Ла Моль и Коконна были признаны главными виновниками: их обвинили в государственной измене, в заговоре против короля с целью умертвить его при помощи магии. По решению Парламента они были присуждены к обезглавлению и четвертованию. Правительство казнило в их лице ту партию, которая угрожала ему в будущем большими опасностями и которая стремилась в союзе с гугенотами низвергнуть существующий порядок дел. 30 апреля 1574 г. обвиненных повели из башни Турнель на Гревскую площадь при громадном стечении народа, не перестававшего петь Salve Regina . Измученные, истерзанные пытками, полуживые взошли оба они на эшафот. Их убеждали вновь сознаться в своей вине, и они сознались в ней. Ла Моль стал на колени, и палач завязал ему глаза. Paladin de la cour не произнес ни слова, выдержал роль свою до конца. Топор палача снял ему сразу голову. Коконна подвергся той же участи; но, стоя на эшафоте, он взволнованный и бледный обратился к народу с речью. «Вы видите, что здесь творится, вскричал он: маленьких людей казнят, тогда как больших оставляют в покое». Затем он опустился на колени и сложил голову свою на плахе.

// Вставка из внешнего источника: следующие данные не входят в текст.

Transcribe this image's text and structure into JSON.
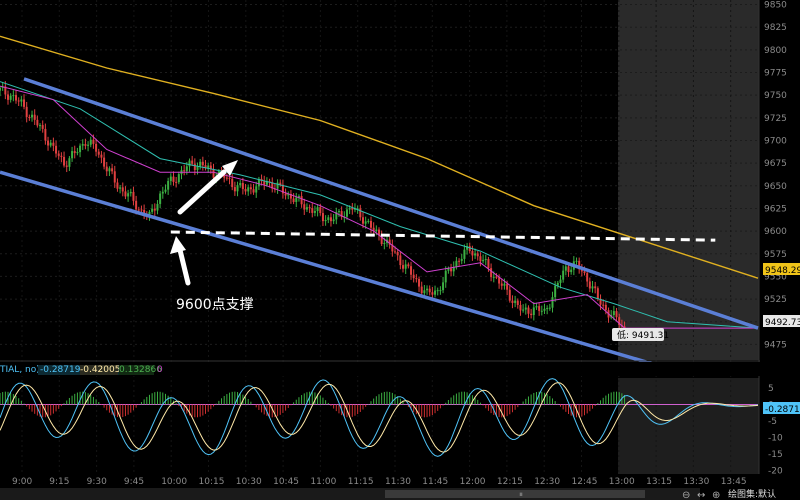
{
  "chart_data": {
    "type": "candlestick",
    "time_labels": [
      "9:00",
      "9:15",
      "9:30",
      "9:45",
      "10:00",
      "10:15",
      "10:30",
      "10:45",
      "11:00",
      "11:15",
      "11:30",
      "11:45",
      "12:00",
      "12:15",
      "12:30",
      "12:45",
      "13:00",
      "13:15",
      "13:30",
      "13:45"
    ],
    "price_ticks": [
      "9850",
      "9825",
      "9800",
      "9775",
      "9750",
      "9725",
      "9700",
      "9675",
      "9650",
      "9625",
      "9600",
      "9575",
      "9550",
      "9525",
      "9500",
      "9475"
    ],
    "price_range": [
      9460,
      9855
    ],
    "close_series": [
      [
        0,
        9755
      ],
      [
        4,
        9750
      ],
      [
        8,
        9740
      ],
      [
        12,
        9725
      ],
      [
        16,
        9710
      ],
      [
        20,
        9690
      ],
      [
        24,
        9675
      ],
      [
        28,
        9685
      ],
      [
        32,
        9700
      ],
      [
        36,
        9690
      ],
      [
        40,
        9670
      ],
      [
        44,
        9650
      ],
      [
        48,
        9640
      ],
      [
        52,
        9625
      ],
      [
        56,
        9615
      ],
      [
        60,
        9640
      ],
      [
        64,
        9655
      ],
      [
        68,
        9665
      ],
      [
        72,
        9675
      ],
      [
        76,
        9672
      ],
      [
        80,
        9665
      ],
      [
        84,
        9660
      ],
      [
        88,
        9650
      ],
      [
        92,
        9645
      ],
      [
        96,
        9650
      ],
      [
        100,
        9655
      ],
      [
        104,
        9648
      ],
      [
        108,
        9640
      ],
      [
        112,
        9632
      ],
      [
        116,
        9625
      ],
      [
        120,
        9618
      ],
      [
        124,
        9612
      ],
      [
        128,
        9620
      ],
      [
        132,
        9625
      ],
      [
        136,
        9615
      ],
      [
        140,
        9600
      ],
      [
        144,
        9590
      ],
      [
        148,
        9575
      ],
      [
        152,
        9560
      ],
      [
        156,
        9545
      ],
      [
        160,
        9530
      ],
      [
        164,
        9535
      ],
      [
        168,
        9555
      ],
      [
        172,
        9570
      ],
      [
        176,
        9580
      ],
      [
        180,
        9570
      ],
      [
        184,
        9555
      ],
      [
        188,
        9540
      ],
      [
        192,
        9525
      ],
      [
        196,
        9510
      ],
      [
        200,
        9515
      ],
      [
        204,
        9510
      ],
      [
        208,
        9535
      ],
      [
        212,
        9560
      ],
      [
        216,
        9563
      ],
      [
        220,
        9548
      ],
      [
        224,
        9525
      ],
      [
        228,
        9510
      ],
      [
        232,
        9500
      ],
      [
        234,
        9492
      ]
    ],
    "ma_yellow": [
      [
        0,
        9815
      ],
      [
        40,
        9780
      ],
      [
        80,
        9752
      ],
      [
        120,
        9722
      ],
      [
        160,
        9680
      ],
      [
        200,
        9628
      ],
      [
        240,
        9590
      ],
      [
        284,
        9548
      ]
    ],
    "ma_teal": [
      [
        0,
        9765
      ],
      [
        30,
        9735
      ],
      [
        60,
        9680
      ],
      [
        90,
        9662
      ],
      [
        120,
        9640
      ],
      [
        150,
        9605
      ],
      [
        180,
        9578
      ],
      [
        210,
        9538
      ],
      [
        230,
        9520
      ],
      [
        250,
        9500
      ],
      [
        284,
        9493
      ]
    ],
    "ma_magenta": [
      [
        0,
        9760
      ],
      [
        20,
        9745
      ],
      [
        40,
        9690
      ],
      [
        60,
        9665
      ],
      [
        80,
        9665
      ],
      [
        100,
        9650
      ],
      [
        120,
        9628
      ],
      [
        140,
        9600
      ],
      [
        160,
        9555
      ],
      [
        180,
        9565
      ],
      [
        200,
        9520
      ],
      [
        220,
        9530
      ],
      [
        234,
        9493
      ],
      [
        284,
        9493
      ]
    ],
    "channel_upper": [
      [
        9,
        9768
      ],
      [
        284,
        9493
      ]
    ],
    "channel_lower": [
      [
        0,
        9665
      ],
      [
        252,
        9447
      ]
    ],
    "support_line": [
      [
        64,
        9599
      ],
      [
        268,
        9590
      ]
    ],
    "last_price": "9492.73",
    "yellow_ma_value": "9548.29",
    "low_label": "低: 9491.31",
    "annotation": "9600点支撑",
    "indicator": {
      "legend_prefix": "TIAL, no)",
      "values": [
        "-0.287191",
        "-0.420057",
        "0.132866",
        "0"
      ],
      "colors": [
        "#4fc3f7",
        "#ffe9a8",
        "#4caf50",
        "#c040c0"
      ],
      "ticks": [
        "5",
        "0",
        "-5",
        "-10",
        "-15",
        "-20"
      ],
      "range": [
        -21,
        8
      ],
      "current": "-0.2871"
    },
    "footer_text": "绘图集:默认"
  }
}
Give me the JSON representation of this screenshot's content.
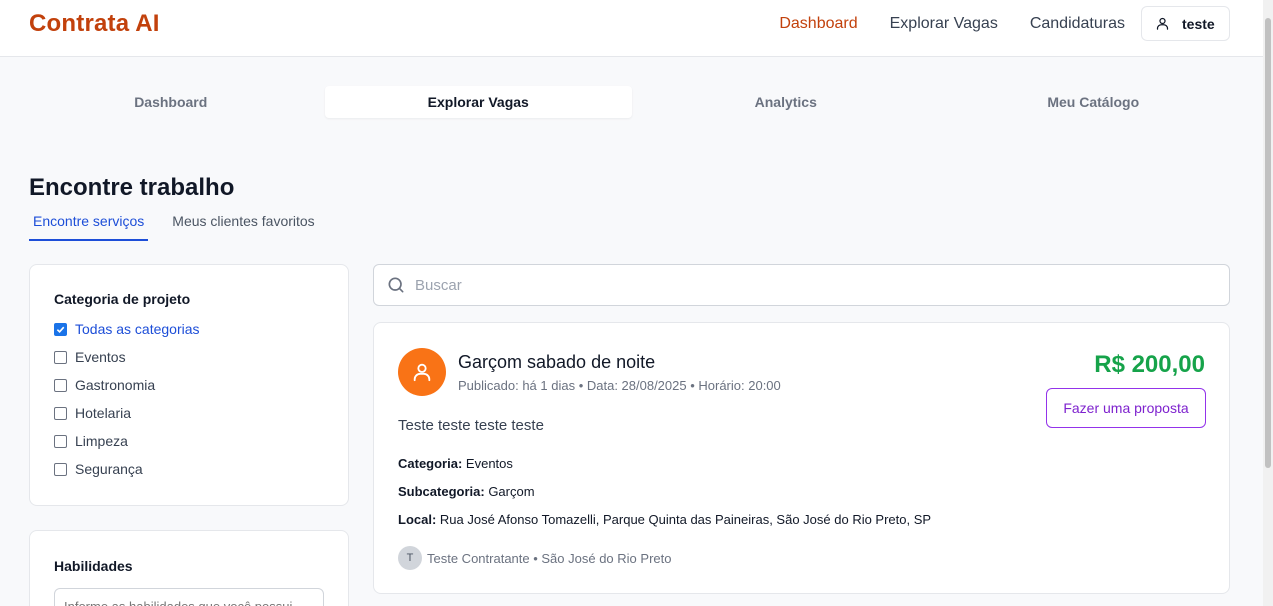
{
  "app": {
    "brand": "Contrata AI"
  },
  "nav": {
    "items": [
      {
        "label": "Dashboard",
        "active": true
      },
      {
        "label": "Explorar Vagas",
        "active": false
      },
      {
        "label": "Candidaturas",
        "active": false
      }
    ],
    "user": {
      "name": "teste",
      "icon": "user-icon"
    }
  },
  "tabs": [
    {
      "label": "Dashboard"
    },
    {
      "label": "Explorar Vagas"
    },
    {
      "label": "Analytics"
    },
    {
      "label": "Meu Catálogo"
    }
  ],
  "page": {
    "title": "Encontre trabalho",
    "subtabs": [
      {
        "label": "Encontre serviços"
      },
      {
        "label": "Meus clientes favoritos"
      }
    ]
  },
  "filters": {
    "category_title": "Categoria de projeto",
    "categories": [
      {
        "label": "Todas as categorias",
        "checked": true
      },
      {
        "label": "Eventos",
        "checked": false
      },
      {
        "label": "Gastronomia",
        "checked": false
      },
      {
        "label": "Hotelaria",
        "checked": false
      },
      {
        "label": "Limpeza",
        "checked": false
      },
      {
        "label": "Segurança",
        "checked": false
      }
    ],
    "skills_title": "Habilidades",
    "skills_placeholder": "Informe as habilidades que você possui"
  },
  "search": {
    "placeholder": "Buscar",
    "value": ""
  },
  "job": {
    "title": "Garçom sabado de noite",
    "meta": "Publicado: há 1 dias • Data: 28/08/2025 • Horário: 20:00",
    "price": "R$ 200,00",
    "proposal_label": "Fazer uma proposta",
    "description": "Teste teste teste teste",
    "category_label": "Categoria:",
    "category": "Eventos",
    "subcategory_label": "Subcategoria:",
    "subcategory": "Garçom",
    "location_label": "Local:",
    "location": "Rua José Afonso Tomazelli, Parque Quinta das Paineiras, São José do Rio Preto, SP",
    "client_initial": "T",
    "client": "Teste Contratante • São José do Rio Preto"
  },
  "colors": {
    "brand": "#c2410c",
    "price": "#16a34a",
    "accent": "#1d4ed8",
    "proposal": "#9333ea",
    "avatar": "#f97316"
  }
}
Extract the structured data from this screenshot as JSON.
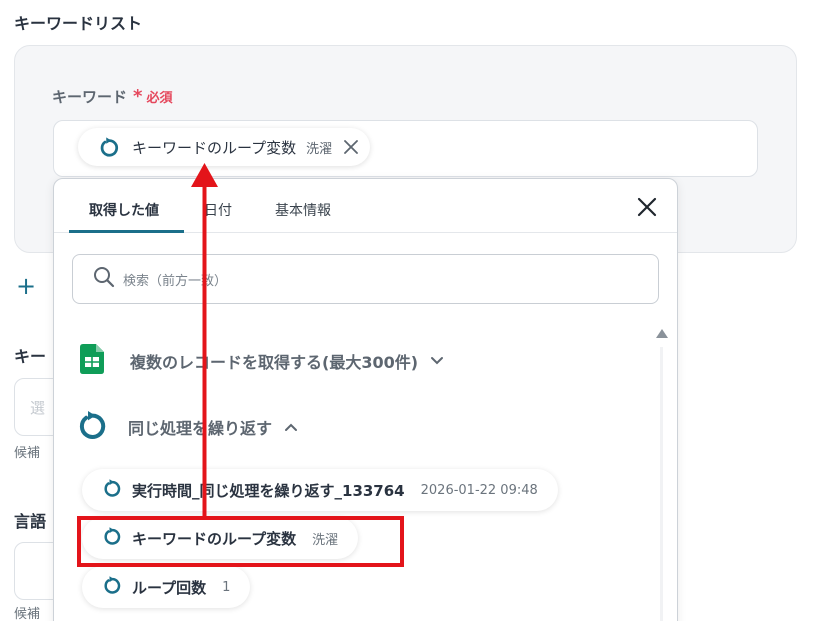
{
  "page": {
    "section_title": "キーワードリスト",
    "field_label": "キーワード",
    "required_star": "*",
    "required_text": "必須",
    "selected_chip": {
      "label": "キーワードのループ変数",
      "value": "洗濯"
    }
  },
  "background": {
    "keyword_label_partial": "キー",
    "select_placeholder_partial": "選",
    "help_text_1": "候補",
    "language_label": "言語",
    "help_text_2": "候補"
  },
  "popup": {
    "tabs": [
      {
        "label": "取得した値",
        "active": true
      },
      {
        "label": "日付",
        "active": false
      },
      {
        "label": "基本情報",
        "active": false
      }
    ],
    "search_placeholder": "検索（前方一致）",
    "groups": [
      {
        "label": "複数のレコードを取得する(最大300件)",
        "icon": "google-sheets-icon",
        "expanded": false
      },
      {
        "label": "同じ処理を繰り返す",
        "icon": "loop-icon",
        "expanded": true
      }
    ],
    "items": [
      {
        "label": "実行時間_同じ処理を繰り返す_133764",
        "value": "2026-01-22 09:48"
      },
      {
        "label": "キーワードのループ変数",
        "value": "洗濯"
      },
      {
        "label": "ループ回数",
        "value": "1"
      }
    ]
  },
  "colors": {
    "accent": "#1b6f8a",
    "required": "#e5485d",
    "annotation": "#e3141a",
    "sheets_green": "#0f9d58"
  }
}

Правительство не достигло цели и здесь. Восстание все более и более усиливалось, а заключение в тюрьму заведомо невинного маршала Монморанси вызвало лишь еще большее неудовольствие в среде знати, и Данвиль еще решительнее стал склоняться в пользу гугенотов. Преследование Тюренна повело к тому же, если еще не к худшему результату. Он бежал в Овернь, сначала в замок Жоз, а потом в Тюреннь, и стал во главе восстания [1603] Mémoires de duc de Bouillon // Collection Michaud. T. XI. P. 21 ff.; Imberdis A. Histoire des guerres religieuses en Auvergne… P. 153 ff.
. Его обширные связи, роль, которую он играл в этом крае, давали ему возможность найти многочисленных приверженцев, и правительство встретилось еще с одним затруднением, ему пришлось бороться еще с новою силою. Такой же успех имело и приказание, данное Алансону и королю Наваррскому, написать по манифесту, с целью оправдать их поведение, выставить их верными слугами короля [1604] Оба манифеста помещены в кн.: Mémoires de l’estât. T. III; La Popelinière H. L.-V. L'Histoire de France… T. II.
. Манифесты были написаны и разосланы; оба принца отреклись от участия в заговоре, объявили лжецами всех тех, кто обвиняет их в нем. Но манифестам не поверил никто; все знали цену подобных заявлений.
Правительству пришлось прибегнуть к решительному средству. Три армии были наскоро сформированы, чтобы идти на гугенотов. Одной, под предводительством губернатора Нормандии Матиньона, приказано было действовать в Нормандии, против Монгомери; другая, под начальством герцога Монпансье, была направлена в западные провинции, против Лану; наконец, третья, под командою Франсуа де Бурбона, дофина Овернского, должна была действовать в Дофине и Лангедоке. Но из этих армий лишь одна армия Матиньона походила на армию, — армия Монпансье представляла разношерстный сброд, а южная армия еще только формировалась. Кроме того, были посланы эмиссары в Рошель. Строцци, Пинару и Бирону приказано было вступить в переговоры с жителями, отклонить их от союза с Лану. Екатерина Медичи не без основания рассчитывала на возможность реакции в среде «богатой и скупой» буржуазии, монархические чувства которой были сильны. Высылка против Рошели армии служила сильным аргументом для партии монархистов, а она могла, кроме того, успешно сеять раздоры между «рьяными» и знатью, взаимное недоверие которых было только на время заглушено, но не убито. Но Лану удалось разрушить все вредные для гугенотов замыслы.